Elle se releva, retourna vers la cabane, saisit la feuille de papier cartonné et, certes avec une angoisse indicible, mais cette fois avec des yeux qui voyaient et un cerveau qui comprenait, elle regarda.

Les détails d’abord, ceux qui semblaient insignifiants, ou du moins dont la signification ne lui apparaissaient pas. À gauche, il y avait une colonne étroite d’une quinzaine de lignes, non pas écrites, mais composées de lettres non formées, de jambages toujours les mêmes, et qui n’avaient évidemment qu’un but de remplissage.

Cependant, à divers endroits, quelques mots étaient visibles.

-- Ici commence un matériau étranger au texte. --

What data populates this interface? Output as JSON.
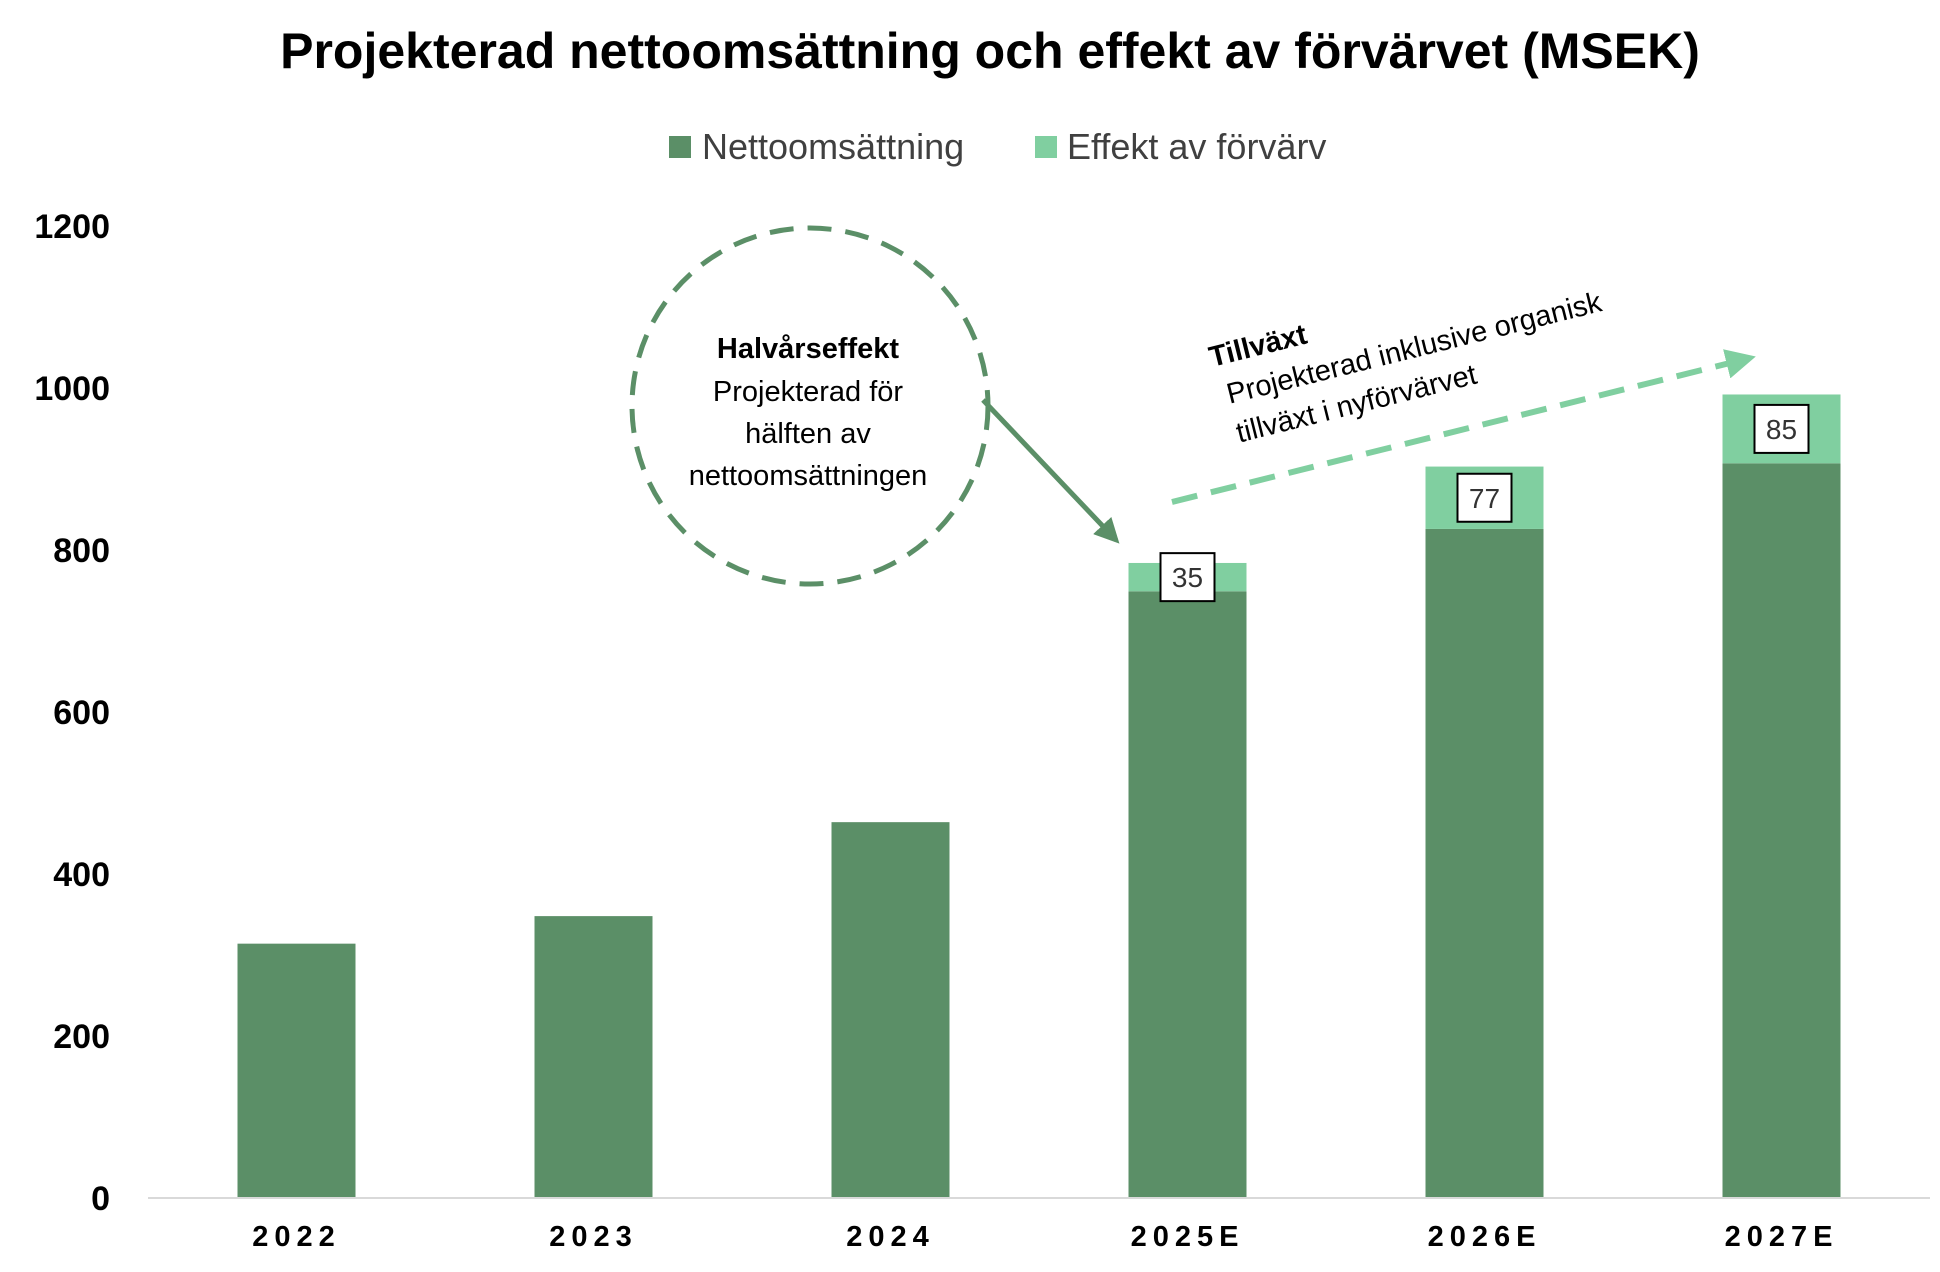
{
  "chart_data": {
    "type": "bar",
    "stacked": true,
    "title": "Projekterad nettoomsättning och effekt av förvärvet (MSEK)",
    "categories": [
      "2022",
      "2023",
      "2024",
      "2025E",
      "2026E",
      "2027E"
    ],
    "series": [
      {
        "name": "Nettoomsättning",
        "color": "#5b8f67",
        "values": [
          314,
          348,
          464,
          749,
          826,
          907
        ]
      },
      {
        "name": "Effekt av förvärv",
        "color": "#80cfa0",
        "values": [
          0,
          0,
          0,
          35,
          77,
          85
        ]
      }
    ],
    "data_labels": [
      "",
      "",
      "",
      "35",
      "77",
      "85"
    ],
    "ylim": [
      0,
      1200
    ],
    "yticks": [
      0,
      200,
      400,
      600,
      800,
      1000,
      1200
    ],
    "xlabel": "",
    "ylabel": "",
    "grid": false,
    "legend_position": "top-center",
    "annotations": {
      "halfyear": {
        "heading": "Halvårseffekt",
        "lines": [
          "Projekterad för",
          "hälften av",
          "nettoomsättningen"
        ],
        "target_category": "2025E"
      },
      "growth": {
        "heading": "Tillväxt",
        "lines": [
          "Projekterad inklusive organisk",
          "tillväxt i nyförvärvet"
        ]
      }
    }
  }
}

Et Véronique put lire : « Quatre femmes en croix » ; plus loin : « Trente cercueils… », et, pour finir, toute la dernière ligne ainsi rédigée :

« La Pierre-Dieu qui donne mort ou vie. »

Toute cette colonne était entourée d’un cadre tracé à l’aide de deux lignes fort régulières, l’une à l’encre noire, l’autre à l’encre rouge, et il y avait, toujours en rouge, au-dessus la représentation de deux faucilles enlacées par une branche de gui, au-dessous la silhouette d’un cercueil.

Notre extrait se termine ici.